Media seharusnya membantu, bukannya memperburuk situasi kekerasan seksual yang sudah parah di Indonesia, katanya.
Alex menambahkan bahwa media seharusnya bukanlah cermin statis yang memotret apa adanya fakta, termasuk kekerasan seksual, dan bisa memicu kejahatan lebih lanjut.
Sebaliknya, media harus menjadi “cermin dinamis yang bisa ikut mengubah wajah buruk masyarakat menjadi lebih menghormati perempuan dan mencegah kekerasan.”
Setiap dua jam, tiga perempuan mengalami kekerasan seksual di Indonesia, menurut Komisi Nasional Anti-Kekerasan Terhadap Perempuan (Komnas Perempuan). Sebagian besar pelaku adalah mereka yang dekat dengan korban dan memiliki akses terhadap mereka.
Sayangnya, fokus dalam kasus kekerasan seksual seringkali menyalahkan perempuan, membuat banyak penyintas enggan melaporkan serangan seksual yang dihadapi mereka dan membuat pelaku bebas.
Budaya diam yang meliputi kekerasan seksual sungguh “memekakkan telinga,” menciptakan iklim impunitas dan membuat penyintas sulit mendapatkan keadilan.
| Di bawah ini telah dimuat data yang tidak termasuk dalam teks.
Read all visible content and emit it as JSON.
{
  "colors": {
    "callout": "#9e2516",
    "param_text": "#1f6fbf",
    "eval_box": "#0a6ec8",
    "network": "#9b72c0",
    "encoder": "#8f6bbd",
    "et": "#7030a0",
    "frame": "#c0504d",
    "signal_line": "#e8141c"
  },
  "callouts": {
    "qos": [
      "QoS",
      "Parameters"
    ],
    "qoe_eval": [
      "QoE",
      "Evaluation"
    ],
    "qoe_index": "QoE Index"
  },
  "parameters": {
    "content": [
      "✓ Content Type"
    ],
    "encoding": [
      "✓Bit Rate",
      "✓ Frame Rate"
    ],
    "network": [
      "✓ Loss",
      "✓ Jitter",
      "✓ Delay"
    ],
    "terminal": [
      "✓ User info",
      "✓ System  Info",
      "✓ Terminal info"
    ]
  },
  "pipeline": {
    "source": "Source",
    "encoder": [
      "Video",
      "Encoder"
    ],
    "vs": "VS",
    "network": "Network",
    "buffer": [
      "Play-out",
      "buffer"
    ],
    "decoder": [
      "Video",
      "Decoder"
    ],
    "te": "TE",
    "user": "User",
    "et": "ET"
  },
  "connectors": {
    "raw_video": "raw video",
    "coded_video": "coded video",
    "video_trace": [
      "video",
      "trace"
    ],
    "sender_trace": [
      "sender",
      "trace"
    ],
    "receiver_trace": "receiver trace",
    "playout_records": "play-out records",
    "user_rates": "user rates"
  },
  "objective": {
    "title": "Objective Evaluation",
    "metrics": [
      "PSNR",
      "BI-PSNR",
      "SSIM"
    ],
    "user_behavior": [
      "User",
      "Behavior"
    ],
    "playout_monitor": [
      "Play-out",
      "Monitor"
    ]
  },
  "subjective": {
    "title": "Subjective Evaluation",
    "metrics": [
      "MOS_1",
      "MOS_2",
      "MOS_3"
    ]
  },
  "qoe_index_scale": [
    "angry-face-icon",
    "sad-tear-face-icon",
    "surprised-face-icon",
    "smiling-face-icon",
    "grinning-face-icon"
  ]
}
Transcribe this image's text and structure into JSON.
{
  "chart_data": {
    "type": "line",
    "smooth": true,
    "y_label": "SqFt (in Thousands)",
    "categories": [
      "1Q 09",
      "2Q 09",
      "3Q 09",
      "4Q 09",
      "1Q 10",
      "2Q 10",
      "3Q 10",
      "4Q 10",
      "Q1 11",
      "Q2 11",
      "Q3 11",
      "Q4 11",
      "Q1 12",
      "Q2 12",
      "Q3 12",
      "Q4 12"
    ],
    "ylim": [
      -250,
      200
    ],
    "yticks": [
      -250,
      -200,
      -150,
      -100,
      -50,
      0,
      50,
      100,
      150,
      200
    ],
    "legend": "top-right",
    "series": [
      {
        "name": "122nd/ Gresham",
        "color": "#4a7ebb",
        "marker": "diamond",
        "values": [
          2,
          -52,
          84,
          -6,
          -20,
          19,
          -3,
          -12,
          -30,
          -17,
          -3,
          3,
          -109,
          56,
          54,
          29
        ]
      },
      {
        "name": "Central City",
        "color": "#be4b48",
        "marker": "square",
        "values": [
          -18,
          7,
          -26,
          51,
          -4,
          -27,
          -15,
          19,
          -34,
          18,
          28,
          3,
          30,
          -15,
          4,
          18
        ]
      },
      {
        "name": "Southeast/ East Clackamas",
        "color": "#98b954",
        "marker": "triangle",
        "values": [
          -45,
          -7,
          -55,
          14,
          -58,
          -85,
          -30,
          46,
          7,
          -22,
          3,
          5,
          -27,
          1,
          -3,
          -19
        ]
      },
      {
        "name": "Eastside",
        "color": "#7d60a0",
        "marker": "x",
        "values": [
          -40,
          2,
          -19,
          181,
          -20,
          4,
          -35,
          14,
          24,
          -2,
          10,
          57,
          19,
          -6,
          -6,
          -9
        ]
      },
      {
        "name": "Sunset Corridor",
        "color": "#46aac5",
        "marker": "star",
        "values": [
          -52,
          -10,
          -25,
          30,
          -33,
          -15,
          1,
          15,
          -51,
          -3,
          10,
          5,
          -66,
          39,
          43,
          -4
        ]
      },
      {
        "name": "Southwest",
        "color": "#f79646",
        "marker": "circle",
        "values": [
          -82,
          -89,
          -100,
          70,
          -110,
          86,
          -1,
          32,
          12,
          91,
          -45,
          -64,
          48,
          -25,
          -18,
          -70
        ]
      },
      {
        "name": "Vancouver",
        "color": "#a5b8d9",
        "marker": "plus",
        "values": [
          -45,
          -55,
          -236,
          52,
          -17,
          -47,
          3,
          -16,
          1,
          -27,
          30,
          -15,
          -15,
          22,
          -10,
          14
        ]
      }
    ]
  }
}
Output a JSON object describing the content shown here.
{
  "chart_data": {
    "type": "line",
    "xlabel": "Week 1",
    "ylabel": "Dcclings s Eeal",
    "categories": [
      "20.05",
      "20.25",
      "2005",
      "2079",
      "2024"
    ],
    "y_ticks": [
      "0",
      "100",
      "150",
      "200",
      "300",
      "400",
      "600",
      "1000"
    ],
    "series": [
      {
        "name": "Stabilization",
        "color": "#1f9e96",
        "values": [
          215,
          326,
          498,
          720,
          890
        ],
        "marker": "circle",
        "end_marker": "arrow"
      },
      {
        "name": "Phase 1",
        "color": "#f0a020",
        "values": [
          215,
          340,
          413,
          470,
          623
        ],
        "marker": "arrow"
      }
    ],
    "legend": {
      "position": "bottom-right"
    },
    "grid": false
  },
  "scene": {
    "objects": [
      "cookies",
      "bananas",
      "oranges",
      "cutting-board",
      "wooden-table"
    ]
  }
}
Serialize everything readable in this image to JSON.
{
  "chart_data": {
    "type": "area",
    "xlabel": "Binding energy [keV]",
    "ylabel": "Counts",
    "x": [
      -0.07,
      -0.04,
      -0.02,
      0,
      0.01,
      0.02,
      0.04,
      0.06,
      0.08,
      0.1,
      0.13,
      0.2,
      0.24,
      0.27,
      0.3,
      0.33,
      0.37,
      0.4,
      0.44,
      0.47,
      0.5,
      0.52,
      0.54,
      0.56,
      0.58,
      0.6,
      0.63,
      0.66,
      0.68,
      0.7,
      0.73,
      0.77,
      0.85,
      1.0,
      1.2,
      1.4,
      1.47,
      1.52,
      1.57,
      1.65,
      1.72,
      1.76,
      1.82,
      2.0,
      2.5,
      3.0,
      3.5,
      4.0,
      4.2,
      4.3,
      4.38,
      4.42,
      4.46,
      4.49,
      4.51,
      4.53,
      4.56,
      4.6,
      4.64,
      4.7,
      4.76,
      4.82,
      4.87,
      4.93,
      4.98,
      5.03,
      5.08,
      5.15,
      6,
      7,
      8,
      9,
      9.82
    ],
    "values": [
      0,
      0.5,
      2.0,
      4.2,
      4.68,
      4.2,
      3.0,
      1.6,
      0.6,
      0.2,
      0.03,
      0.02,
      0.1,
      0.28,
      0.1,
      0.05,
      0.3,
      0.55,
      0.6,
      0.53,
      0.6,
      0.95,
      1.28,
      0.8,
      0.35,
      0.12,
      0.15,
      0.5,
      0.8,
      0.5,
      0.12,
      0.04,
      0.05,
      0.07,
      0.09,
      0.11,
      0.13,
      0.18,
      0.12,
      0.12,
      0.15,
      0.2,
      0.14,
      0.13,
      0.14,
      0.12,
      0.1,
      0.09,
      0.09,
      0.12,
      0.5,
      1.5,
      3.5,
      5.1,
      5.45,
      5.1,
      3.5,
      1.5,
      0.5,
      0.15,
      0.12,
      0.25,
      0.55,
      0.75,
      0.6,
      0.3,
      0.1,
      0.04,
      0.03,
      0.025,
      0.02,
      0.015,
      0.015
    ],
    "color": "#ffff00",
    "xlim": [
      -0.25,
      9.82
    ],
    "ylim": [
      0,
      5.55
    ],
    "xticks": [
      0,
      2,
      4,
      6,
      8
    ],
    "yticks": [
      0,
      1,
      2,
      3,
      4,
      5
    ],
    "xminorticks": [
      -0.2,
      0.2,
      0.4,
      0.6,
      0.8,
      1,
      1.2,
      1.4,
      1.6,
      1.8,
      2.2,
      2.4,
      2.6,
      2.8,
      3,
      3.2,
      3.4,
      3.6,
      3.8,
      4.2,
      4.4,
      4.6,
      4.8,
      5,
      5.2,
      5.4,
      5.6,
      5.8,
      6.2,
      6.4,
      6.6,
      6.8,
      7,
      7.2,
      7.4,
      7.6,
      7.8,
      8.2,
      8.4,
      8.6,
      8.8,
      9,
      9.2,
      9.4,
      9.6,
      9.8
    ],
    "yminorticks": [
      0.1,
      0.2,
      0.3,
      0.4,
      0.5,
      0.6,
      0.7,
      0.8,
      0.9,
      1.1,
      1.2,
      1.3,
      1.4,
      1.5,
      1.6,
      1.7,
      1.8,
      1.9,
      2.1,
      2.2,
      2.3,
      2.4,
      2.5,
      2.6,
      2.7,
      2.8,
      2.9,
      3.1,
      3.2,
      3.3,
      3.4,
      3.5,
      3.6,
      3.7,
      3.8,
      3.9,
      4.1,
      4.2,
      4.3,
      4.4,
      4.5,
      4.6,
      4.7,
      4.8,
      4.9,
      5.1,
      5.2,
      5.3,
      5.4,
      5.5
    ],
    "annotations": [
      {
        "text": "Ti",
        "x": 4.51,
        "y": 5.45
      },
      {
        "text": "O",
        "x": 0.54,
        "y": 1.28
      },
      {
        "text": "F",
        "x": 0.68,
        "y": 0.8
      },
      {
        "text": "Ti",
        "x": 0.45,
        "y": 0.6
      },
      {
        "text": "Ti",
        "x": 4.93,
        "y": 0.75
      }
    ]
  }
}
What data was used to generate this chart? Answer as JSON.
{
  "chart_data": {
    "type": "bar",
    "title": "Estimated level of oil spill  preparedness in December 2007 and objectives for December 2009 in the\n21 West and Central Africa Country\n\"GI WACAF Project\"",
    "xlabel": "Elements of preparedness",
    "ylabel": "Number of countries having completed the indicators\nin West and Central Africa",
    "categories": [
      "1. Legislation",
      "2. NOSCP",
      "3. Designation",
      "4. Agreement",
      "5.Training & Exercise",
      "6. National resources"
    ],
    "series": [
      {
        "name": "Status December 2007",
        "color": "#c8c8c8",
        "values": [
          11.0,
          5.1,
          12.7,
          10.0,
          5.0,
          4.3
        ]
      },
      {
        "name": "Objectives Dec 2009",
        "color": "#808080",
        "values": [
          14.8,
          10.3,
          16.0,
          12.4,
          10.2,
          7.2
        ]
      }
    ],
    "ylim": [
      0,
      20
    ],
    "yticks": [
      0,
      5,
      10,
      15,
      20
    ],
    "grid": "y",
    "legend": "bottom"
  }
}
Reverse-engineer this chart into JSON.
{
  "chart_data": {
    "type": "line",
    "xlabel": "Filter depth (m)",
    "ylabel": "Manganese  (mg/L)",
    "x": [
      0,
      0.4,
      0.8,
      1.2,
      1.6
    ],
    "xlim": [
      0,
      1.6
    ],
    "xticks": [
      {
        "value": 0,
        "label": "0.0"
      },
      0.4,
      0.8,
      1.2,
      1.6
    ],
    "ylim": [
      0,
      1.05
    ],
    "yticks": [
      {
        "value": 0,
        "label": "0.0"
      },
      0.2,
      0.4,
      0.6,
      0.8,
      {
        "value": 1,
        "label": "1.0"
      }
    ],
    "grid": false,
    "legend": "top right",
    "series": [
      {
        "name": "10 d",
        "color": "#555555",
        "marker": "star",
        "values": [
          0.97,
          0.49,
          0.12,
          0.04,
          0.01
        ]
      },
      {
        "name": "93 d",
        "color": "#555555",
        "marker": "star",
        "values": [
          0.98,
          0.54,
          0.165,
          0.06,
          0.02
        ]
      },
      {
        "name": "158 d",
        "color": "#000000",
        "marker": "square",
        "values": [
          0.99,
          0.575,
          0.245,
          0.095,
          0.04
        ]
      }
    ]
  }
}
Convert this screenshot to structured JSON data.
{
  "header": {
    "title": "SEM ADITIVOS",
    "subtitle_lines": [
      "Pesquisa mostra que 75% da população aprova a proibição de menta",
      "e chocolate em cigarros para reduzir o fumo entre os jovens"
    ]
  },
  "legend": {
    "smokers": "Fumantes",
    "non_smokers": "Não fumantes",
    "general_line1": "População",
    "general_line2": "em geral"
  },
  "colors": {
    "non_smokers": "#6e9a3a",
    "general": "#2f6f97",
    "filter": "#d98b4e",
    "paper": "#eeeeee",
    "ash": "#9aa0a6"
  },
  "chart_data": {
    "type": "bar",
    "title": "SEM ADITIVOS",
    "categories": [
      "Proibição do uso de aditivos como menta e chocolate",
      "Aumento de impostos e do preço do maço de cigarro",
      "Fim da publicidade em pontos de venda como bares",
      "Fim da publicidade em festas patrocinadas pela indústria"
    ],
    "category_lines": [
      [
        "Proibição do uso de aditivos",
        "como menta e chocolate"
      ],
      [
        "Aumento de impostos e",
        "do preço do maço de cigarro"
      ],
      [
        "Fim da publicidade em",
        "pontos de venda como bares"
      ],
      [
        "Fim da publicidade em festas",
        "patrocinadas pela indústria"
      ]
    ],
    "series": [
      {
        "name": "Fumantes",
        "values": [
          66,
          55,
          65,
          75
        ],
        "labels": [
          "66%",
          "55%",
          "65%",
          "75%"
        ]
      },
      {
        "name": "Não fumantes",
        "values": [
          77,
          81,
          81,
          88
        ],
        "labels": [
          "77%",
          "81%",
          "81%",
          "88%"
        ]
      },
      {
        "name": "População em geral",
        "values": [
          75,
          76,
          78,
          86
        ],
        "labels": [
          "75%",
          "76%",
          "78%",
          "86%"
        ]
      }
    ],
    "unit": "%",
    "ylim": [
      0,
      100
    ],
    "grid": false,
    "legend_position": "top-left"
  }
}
Hal inilah yang mendorong dilakukannya kampanye selama tujuh bulan oleh Lentera Indonesia dan Magdalene.
“Kami ingin masyarakat setidaknya mulai berbicara mengenai kekerasan seksual, melalui tagar #MulaiBicara,” ujar Wulan.
Kartika Jahja, musisi independen dan aktivis perempuan dari Kolektif Betina dan Bersama Project, mengatakan masyarakat madani dapat berbuat lebih banyak untuk mencegah kekerasan seksual terhadap perempuan.
“Masyarakat dapat mulai dengan memahami akar dari kekerasan seksual dan semua kekerasan berbasis gender, yakni ketidaksetaraan gender. Begitu mata kita terbuka terhadap realitas tersebut, kita akan mulai melihat ketidakadilan berbasis gender di mana-mana. Lalu kita dapat menanggulangi isu itu dalam hidup kita sendiri.
“Guru dapat melakukannya dengan mengaplikasikan kesetaraan gender di kelas, para ibu mengajarkan putra-putra mereka untuk menghormati perempuan sebagai mitra setara, pengusaha mendorong kebijakan-kebijakan perusahaan yang tidak diskriminatif, media dengan menghasilkan konten dengan perspektif gender yang lebih baik. Hal ini perlu upaya bersama,” ujarnya.